Bundesaußenministerin Annalena Baerbock (Grüne) hat die deutsche Botschaft in Damaskus offiziell in Betrieb genommen. Zuvor hatte Deutschland zwar diplomatische Beziehungen zu Syrien unterhalten. Doch das offizielle Berlin hatte das westliche Narrativ von angeblichen massenhaften Menschenrechtsverletzungen der legitimen Regierung des Präsidenten Baschar al-Assad mitgetragen – so sehr, dass es ihr gegenüber diversen “moderaten” radikalislamischen Terrormilizen den Vorzug gegeben hatte. Daher hatte es seine Botschaft im Jahre 2012 geschlossen. Nun heißt es “an der schwierigen Aufgabe der Stabilisierung des Landes mitwirken”, wie Verlautbarungen aus dem Auswärtigen Amt diesen Schritt erklären. Visa- und Konsularangelegenheiten würden derweil weiterhin in der Vertretung in Beirut, der Hauptstadt des benachbarten Libanon, bearbeitet.
Mainstreammedien, hier das RedaktionsNetzwerk Deutschland (RND) als Beispiel, sind schnell bei der Hand, dem Auswärtigen Amt Propaganda-Schützenhilfe zu leisten – im Artikel des RND zu diesem Thema heißt es:
“Das Land wird nun von einer Übergangsregierung geführt, die ihre Wurzeln im Islamismus hat, aber die Einhaltung von Menschen- und Minderheitenrechten betont.”

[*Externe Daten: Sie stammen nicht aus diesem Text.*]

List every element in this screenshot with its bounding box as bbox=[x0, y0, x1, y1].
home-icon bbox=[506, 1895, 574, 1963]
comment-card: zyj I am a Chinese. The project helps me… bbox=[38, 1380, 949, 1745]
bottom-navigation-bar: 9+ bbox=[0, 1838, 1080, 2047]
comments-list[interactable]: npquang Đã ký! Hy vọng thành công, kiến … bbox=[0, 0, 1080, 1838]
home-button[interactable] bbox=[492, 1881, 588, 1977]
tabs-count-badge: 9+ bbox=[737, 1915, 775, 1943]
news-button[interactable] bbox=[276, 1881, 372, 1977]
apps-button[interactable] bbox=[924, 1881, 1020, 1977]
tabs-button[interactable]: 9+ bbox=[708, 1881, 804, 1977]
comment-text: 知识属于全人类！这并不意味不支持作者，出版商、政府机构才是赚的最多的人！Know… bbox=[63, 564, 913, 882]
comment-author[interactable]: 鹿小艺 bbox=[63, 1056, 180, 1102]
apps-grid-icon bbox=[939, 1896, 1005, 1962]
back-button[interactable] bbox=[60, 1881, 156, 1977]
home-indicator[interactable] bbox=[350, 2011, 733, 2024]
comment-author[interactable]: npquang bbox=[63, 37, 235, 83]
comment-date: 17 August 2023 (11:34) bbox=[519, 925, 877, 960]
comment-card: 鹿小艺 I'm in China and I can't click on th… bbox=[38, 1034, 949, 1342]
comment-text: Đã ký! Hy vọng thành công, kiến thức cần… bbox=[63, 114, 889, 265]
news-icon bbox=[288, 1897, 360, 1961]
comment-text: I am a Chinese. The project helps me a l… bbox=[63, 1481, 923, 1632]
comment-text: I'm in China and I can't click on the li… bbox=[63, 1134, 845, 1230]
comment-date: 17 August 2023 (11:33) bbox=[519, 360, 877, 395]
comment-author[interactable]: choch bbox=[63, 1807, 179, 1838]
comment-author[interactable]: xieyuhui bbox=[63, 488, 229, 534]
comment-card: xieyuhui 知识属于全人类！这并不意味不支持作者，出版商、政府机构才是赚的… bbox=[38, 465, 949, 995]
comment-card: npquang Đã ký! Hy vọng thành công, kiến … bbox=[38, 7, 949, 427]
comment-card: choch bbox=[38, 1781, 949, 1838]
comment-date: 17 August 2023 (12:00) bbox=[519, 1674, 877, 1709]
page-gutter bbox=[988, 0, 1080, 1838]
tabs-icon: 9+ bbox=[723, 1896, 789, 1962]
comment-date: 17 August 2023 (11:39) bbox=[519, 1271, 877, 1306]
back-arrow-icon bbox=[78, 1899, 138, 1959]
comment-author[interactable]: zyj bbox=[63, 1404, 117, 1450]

Ob sich eine gewaltbereite Bewegung islamischer Fundamentalisten über mehr als ein Jahrzehnt zumindest theoretisch auch so weit deradikalisieren kann, dass sie anfängt, Menschenrechte einzuhalten, sei dahingestellt. Doch dass dies im Falle der nun in Syrien regierenden Hai’at Tahrir asch-Scham (HTS), ihrerseits Nachfolgerin beziehungsweise Ableger der Nusra-Front, diese ihrerseits Ableger der berüchtigten al-Qaida, in der Tat eben keineswegs passiert ist und sie weiterhin bei ethnischen Säuberungen Massaker an Alawiten und Christen begehen, wird geflissentlich ignoriert. Ebenso wie die verzweifelten Hilferufe der Opfer.
Und so besuchte Außenministerin Baerbock in Syrien denn auch eine Stadt, die im Bürgerkrieg zerstört worden war – doch eben nicht solche Gebiete, in denen Regierungsgegner, darunter nicht zuletzt die HTS, seinerzeit Zivilisten massakriert hatten. Die gelassene, freundschaftliche Atmosphäre zwischen Deutschlands Delegation und dem aktuellen Machthaber in Damaskus Ahmed al-Scharaa, leicht an Bildern vom Ort des Geschehens abzulesen, spricht Bände.